The Chinese New Year’s festival depends on the lunar calendar and is celebrated after ancient tradition at the end of January or early / in mid-February. It is always on the day of the 1st full moon after the 19th of January.
The most important color of the Lunar New Year
Of course, in New York City’s Chinatown is strongly celebrated, where almost two square miles between Lafayette, Worth, Grand Street, and East Broadway live almost 150,000 people. For 15 days there is a colorful bustle in Chinatown with a variety of events, musical performances, fireworks, and banquets. At that time it is oiled, “flourished” and the color red dominated to protect themselves in front of man-eating monsters – because that may not be noise and red at all.
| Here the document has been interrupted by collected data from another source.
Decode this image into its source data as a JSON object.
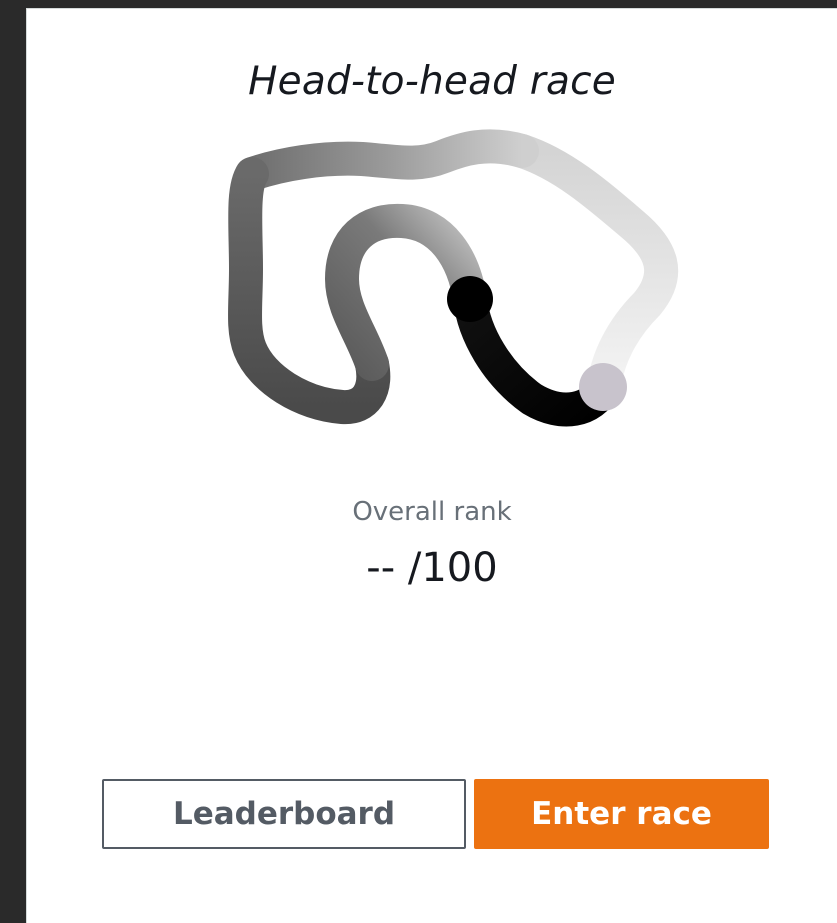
{
  "card": {
    "title": "Head-to-head race"
  },
  "track": {
    "icon": "race-track-icon",
    "colors": {
      "start_marker": "#000000",
      "end_marker": "#c8c3cc",
      "track_dark": "#000000",
      "track_light": "#f2f2f2"
    }
  },
  "rank": {
    "label": "Overall rank",
    "value": "-- /100"
  },
  "actions": {
    "leaderboard_label": "Leaderboard",
    "enter_race_label": "Enter race"
  },
  "colors": {
    "accent": "#ec7211",
    "secondary_border": "#545b64"
  }
}
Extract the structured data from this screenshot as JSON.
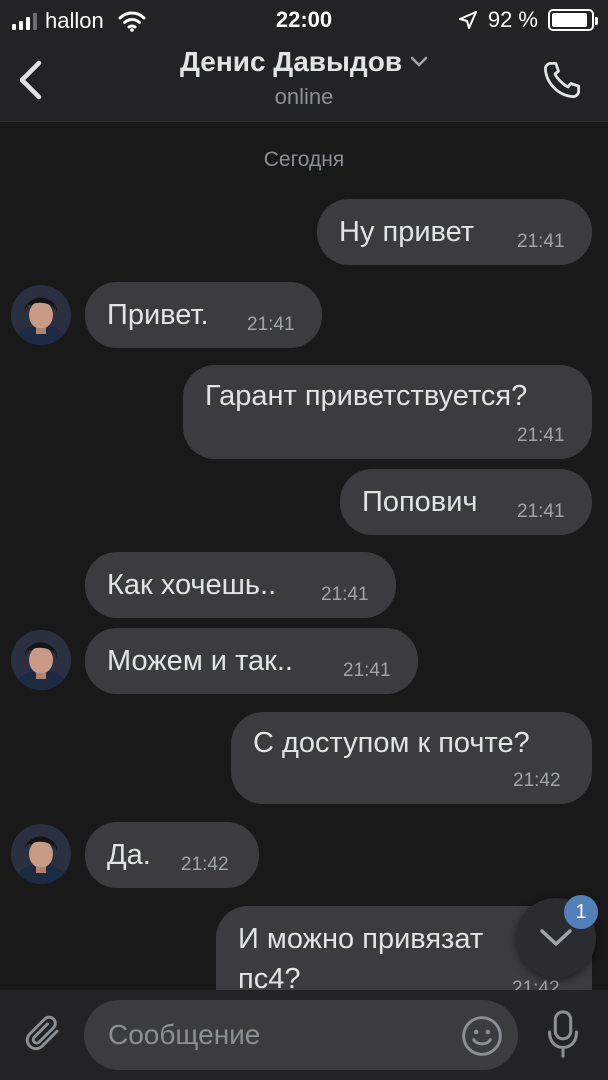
{
  "status_bar": {
    "carrier": "hallon",
    "time": "22:00",
    "battery": "92 %",
    "battery_level": 0.92
  },
  "header": {
    "contact_name": "Денис Давыдов",
    "contact_status": "online",
    "back_icon": "chevron-left-icon",
    "call_icon": "phone-icon"
  },
  "chat": {
    "date_separator": "Сегодня",
    "messages": [
      {
        "direction": "out",
        "text": "Ну привет",
        "time": "21:41"
      },
      {
        "direction": "in",
        "text": "Привет.",
        "time": "21:41"
      },
      {
        "direction": "out",
        "text": "Гарант приветствуется?",
        "time": "21:41"
      },
      {
        "direction": "out",
        "text": "Попович",
        "time": "21:41"
      },
      {
        "direction": "in",
        "text": "Как хочешь..",
        "time": "21:41"
      },
      {
        "direction": "in",
        "text": "Можем и так..",
        "time": "21:41"
      },
      {
        "direction": "out",
        "text": "С доступом к почте?",
        "time": "21:42"
      },
      {
        "direction": "in",
        "text": "Да.",
        "time": "21:42"
      },
      {
        "direction": "out",
        "text_line1": "И можно привязат",
        "text_line2": "пс4?",
        "time": "21:42"
      }
    ],
    "scroll_down_badge": "1"
  },
  "composer": {
    "placeholder": "Сообщение",
    "attach_icon": "paperclip-icon",
    "emoji_icon": "smiley-icon",
    "mic_icon": "microphone-icon"
  },
  "colors": {
    "background": "#19191a",
    "bar": "#232325",
    "bubble": "#3c3c3e",
    "accent": "#5181b8"
  }
}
China has made a massive contribution to world civilization for centuries
The most famous is probably the colorful dragon parade with elevators, music groups, lion and dragon dancers, musicians, wizards, and acrobats. Nearly 5,000 participants will be when the parade will wind Chinatown from 13:00 (Mott, Canal, East Broadway, Chatham Square, East Broadway, Forsyth, Elridge, Grand, Chystie, DELANCEY, CANAL). At Bayard Street, the festival of cultures starts shortly thereafter.
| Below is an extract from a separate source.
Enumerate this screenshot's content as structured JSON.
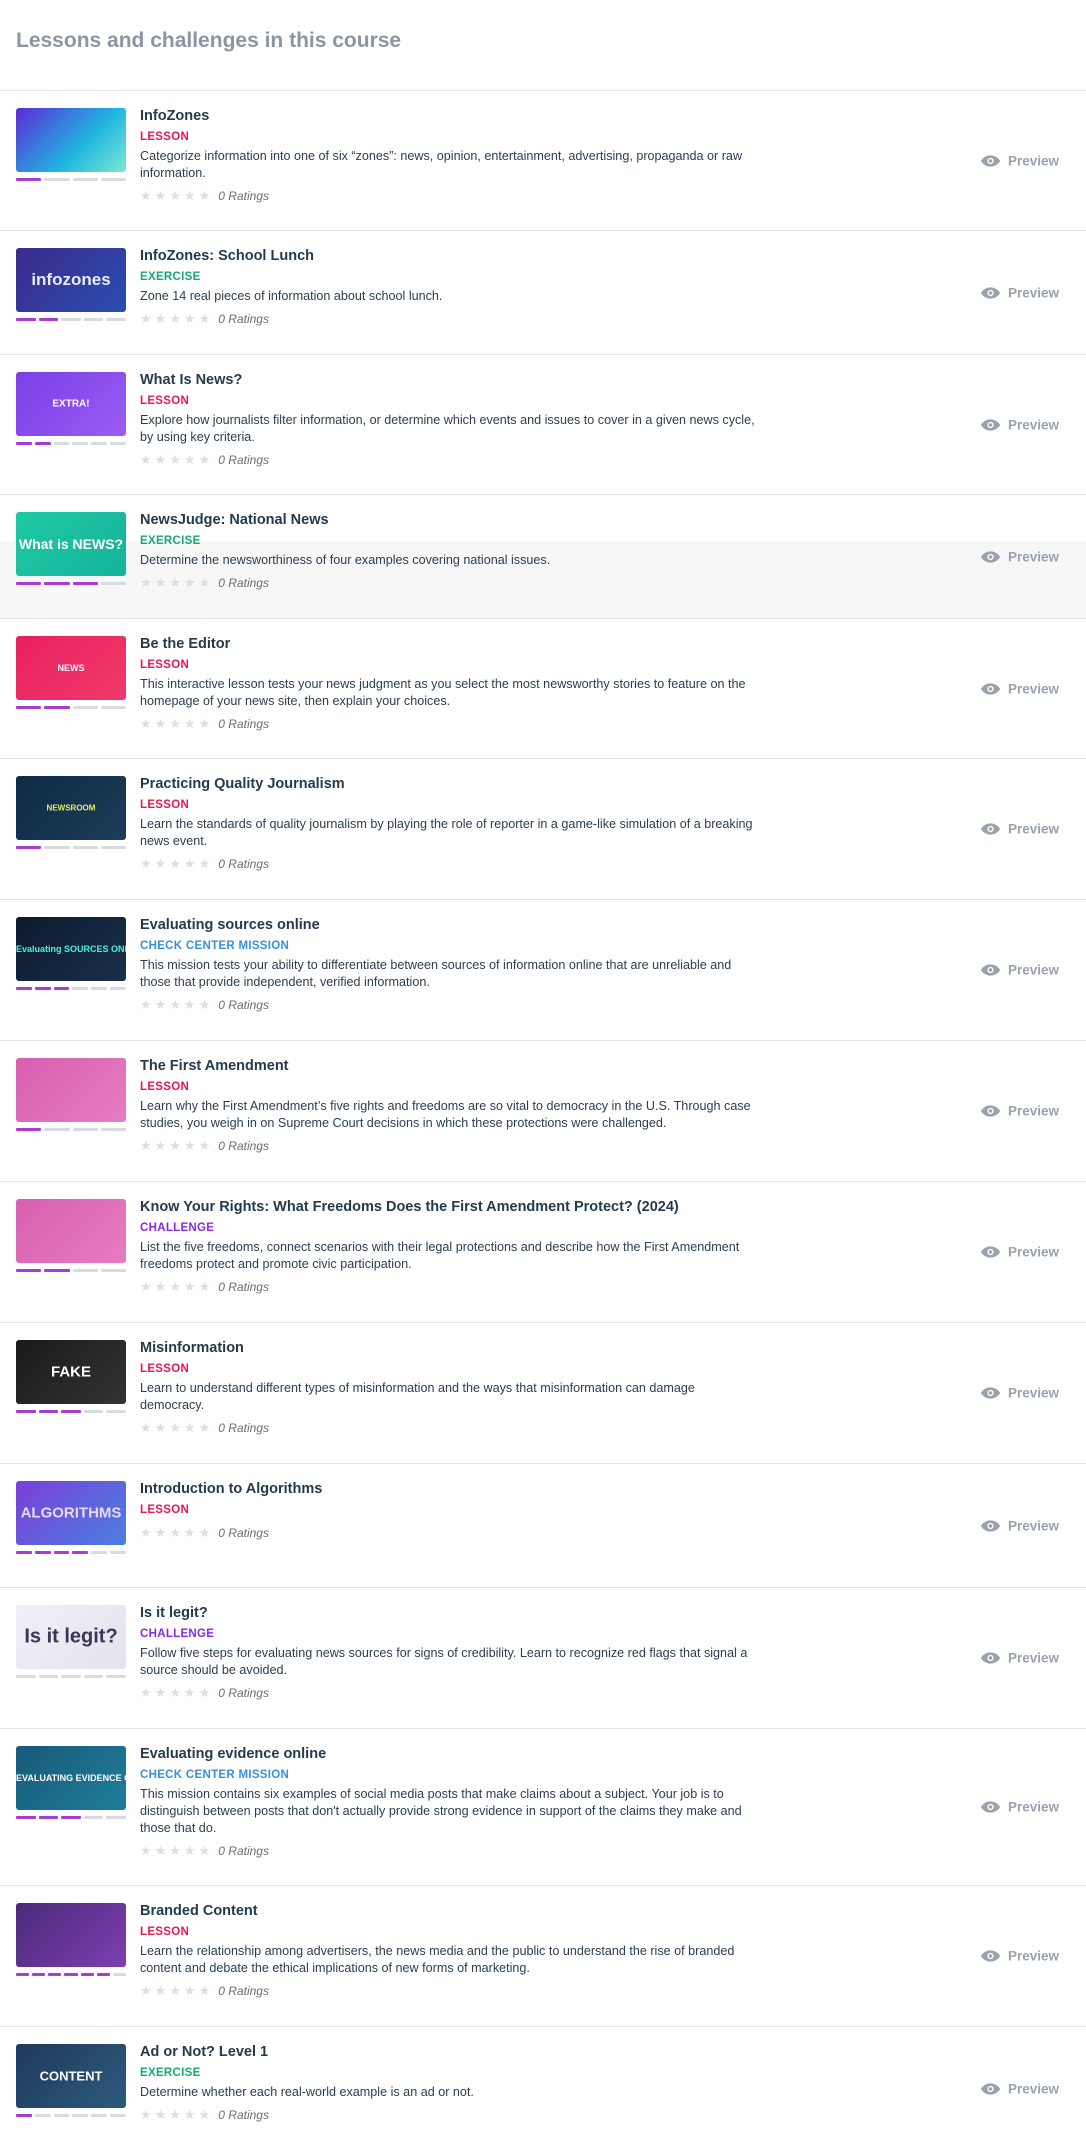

The festival ends on the 15th day with a lantern movement.
The Chinese New Year festival is at least back to the 14th century before Christ.
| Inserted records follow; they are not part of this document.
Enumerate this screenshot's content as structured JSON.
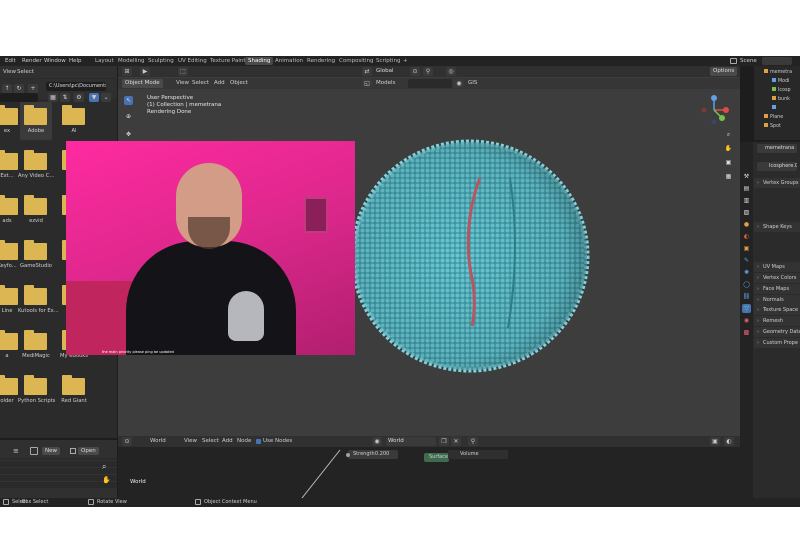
{
  "topmenu": [
    "Edit",
    "Render",
    "Window",
    "Help"
  ],
  "workspaces": [
    "Layout",
    "Modelling",
    "Sculpting",
    "UV Editing",
    "Texture Paint",
    "Shading",
    "Animation",
    "Rendering",
    "Compositing",
    "Scripting"
  ],
  "active_workspace": "Shading",
  "add_workspace": "+",
  "scene": {
    "label": "Scene"
  },
  "file_browser": {
    "menu": [
      "View",
      "Select"
    ],
    "path": "C:\\Users\\pc\\Documents\\",
    "folders": [
      [
        "ex",
        "Adobe",
        "Al"
      ],
      [
        "Ext...",
        "Any Video C...",
        ""
      ],
      [
        "ads",
        "ezvid",
        ""
      ],
      [
        "Keyfo...",
        "GameStudio",
        ""
      ],
      [
        "Line",
        "Kutools for Ex...",
        "m"
      ],
      [
        "a",
        "MediMagic",
        "My eBooks"
      ],
      [
        "older",
        "Python Scripts",
        "Red Giant"
      ]
    ],
    "new_label": "New",
    "open_label": "Open"
  },
  "viewport": {
    "mode": "Object Mode",
    "menu": [
      "View",
      "Select",
      "Add",
      "Object"
    ],
    "orientation": "Global",
    "overlay_lines": [
      "User Perspective",
      "(1) Collection | memetrana",
      "Rendering Done"
    ],
    "options": "Options",
    "models": "Models",
    "gis": "GIS"
  },
  "webcam": {
    "caption": "the main priority please ping be updated"
  },
  "node_editor": {
    "world_select": "World",
    "menu": [
      "View",
      "Select",
      "Add",
      "Node"
    ],
    "use_nodes": "Use Nodes",
    "world_name": "World",
    "strength_label": "Strength",
    "strength_value": "0.200",
    "node_label": "Surface",
    "volume_label": "Volume",
    "world_text": "World"
  },
  "outliner": {
    "items": [
      "memetra",
      "Modi",
      "Icosp",
      "bunk",
      "",
      "Plane",
      "Spot"
    ]
  },
  "properties": {
    "object": "memetrana",
    "mesh": "Icosphere.0",
    "sections": [
      "Vertex Groups",
      "Shape Keys",
      "UV Maps",
      "Vertex Colors",
      "Face Maps",
      "Normals",
      "Texture Space",
      "Remesh",
      "Geometry Data",
      "Custom Prope"
    ]
  },
  "statusbar": {
    "items": [
      "Select",
      "Box Select",
      "Rotate View",
      "Object Context Menu"
    ]
  },
  "colors": {
    "accent": "#4772b3",
    "sphere": "#5fc3cf",
    "webcam_bg": "#e0328f",
    "folder": "#dcb653"
  }
}
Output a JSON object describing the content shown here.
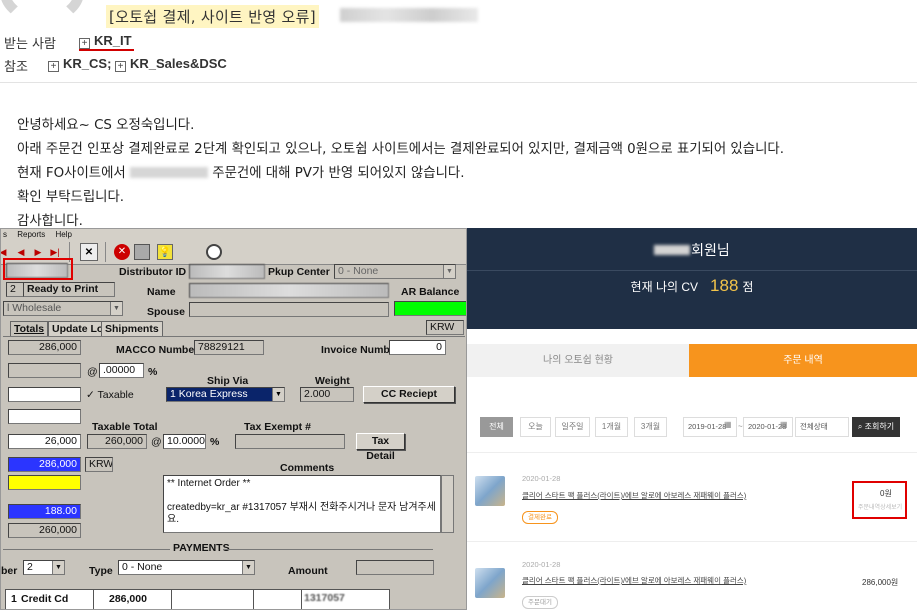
{
  "email": {
    "subject": "[오토쉽 결제, 사이트 반영 오류]",
    "to_label": "받는 사람",
    "to_recipient": "KR_IT",
    "cc_label": "참조",
    "cc_recipients": [
      "KR_CS;",
      "KR_Sales&DSC"
    ],
    "body": [
      "안녕하세요~ CS 오정숙입니다.",
      "아래 주문건 인포상 결제완료로 2단계 확인되고 있으나, 오토쉽 사이트에서는 결제완료되어 있지만, 결제금액 0원으로 표기되어 있습니다.",
      "현재 FO사이트에서",
      "주문건에 대해 PV가 반영 되어있지 않습니다.",
      "확인 부탁드립니다.",
      "감사합니다."
    ]
  },
  "erp": {
    "menu": [
      "s",
      "Reports",
      "Help"
    ],
    "status_num": "2",
    "status_text": "Ready to Print",
    "order_type": "l Wholesale",
    "distributor_id_label": "Distributor ID",
    "pkup_center_label": "Pkup Center",
    "pkup_center_value": "0 - None",
    "name_label": "Name",
    "ar_balance_label": "AR Balance",
    "spouse_label": "Spouse",
    "tabs": [
      "Totals",
      "Update Log",
      "Shipments"
    ],
    "currency": "KRW",
    "total_1": "286,000",
    "macco_label": "MACCO Number",
    "macco_value": "78829121",
    "invoice_label": "Invoice Number",
    "invoice_value": "0",
    "rate_value": ".00000",
    "pct": "%",
    "at": "@",
    "taxable_label": "Taxable",
    "ship_via_label": "Ship Via",
    "ship_via_value": "1 Korea Express",
    "weight_label": "Weight",
    "weight_value": "2.000",
    "cc_receipt_label": "CC Reciept",
    "taxable_total_label": "Taxable Total",
    "tax_exempt_label": "Tax Exempt #",
    "tax_value": "26,000",
    "taxable_total_value": "260,000",
    "tax_rate_value": "10.00000",
    "tax_detail_label": "Tax Detail",
    "amount_blue_1": "286,000",
    "amount_currency": "KRW",
    "comments_label": "Comments",
    "comments_text": "** Internet Order **\n\ncreatedby=kr_ar #1317057 부재시 전화주시거나 문자 남겨주세요.",
    "amount_blue_2": "188.00",
    "amount_total_3": "260,000",
    "payments_label": "PAYMENTS",
    "pay_number_label": "ber",
    "pay_number_value": "2",
    "pay_type_label": "Type",
    "pay_type_value": "0 - None",
    "pay_amount_label": "Amount",
    "pay_row_num": "1",
    "pay_row_method": "Credit Cd",
    "pay_row_amount": "286,000",
    "pay_row_ref": "1317057"
  },
  "web": {
    "member_suffix": "회원님",
    "cv_label": "현재 나의 CV",
    "cv_value": "188",
    "cv_unit": "점",
    "tab_1": "나의 오토쉽 현황",
    "tab_2": "주문 내역",
    "filters": [
      "전체",
      "오늘",
      "일주일",
      "1개월",
      "3개월"
    ],
    "date_from": "2019-01-28",
    "date_to": "2020-01-28",
    "date_sep": "~",
    "status_select": "전체상태",
    "search_label": "조회하기",
    "orders": [
      {
        "date": "2020-01-28",
        "title": "클리어 스타트 팩 플러스(라이트)/에브 알로에 아보레스 재패웨이 플러스)",
        "badge": "결제완료",
        "price": "0원",
        "sub": "주문내역상세보기"
      },
      {
        "date": "2020-01-28",
        "title": "클리어 스타트 팩 플러스(라이트)/에브 알로에 아보레스 재패웨이 플러스)",
        "badge": "주문대기",
        "price": "286,000원",
        "sub": ""
      }
    ]
  }
}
Traditionally it is the most important thing of the whole year. Home and family are the focus; In earlier centuries, business life came close to the premium at this time.
With the festival, numerous ritual actions were accompanied. Thoroughly, in advance, the house was thoroughly cleaned to free it from the negative “spirits” of the previous year and the gods that come to the earth at that time “inspection” to the earth for the new year. They were ritual offerings, such as food or paper icons, on the house entrances were attached to luck messages, fireworks should intimidate evil spirits. All these rituals should bring luck to the household and long life for the family.
The time around the New Year’s festival is the time of giving: red envelopes (Lai See) contain “happy money”. These are distributed by married couples to children and single-family members. There should always be a just sum in the amount of money; Especially the numbers 8 and 88 are particularly popular, for “eight” similarly sounds like the Chinese word that means prosperity.
A special status also comes to the commemoration of the deceased ancestors: On the domestic family altar food and incense sticks are presented as “offerings” and in requests, the deceased are honored. But even the living older is married in visits respect.
The food is also of elemental importance in this time, as Lent begins. Thus, a feast is served on “New Year’s Eve”, which typically includes all sorts of fish and seafood. Many of the foods have symbolic meanings. Thus, oranges, melons, and kumquats are very popular, as their golden color symbolizes prosperity, and also hard-boiled eggs, glass noodles, fish, and chicken are associated with wealth. Long noodles stand for long life and are eaten throughout and also the color red is in strong connection with the new year, which is why many foods are colored red.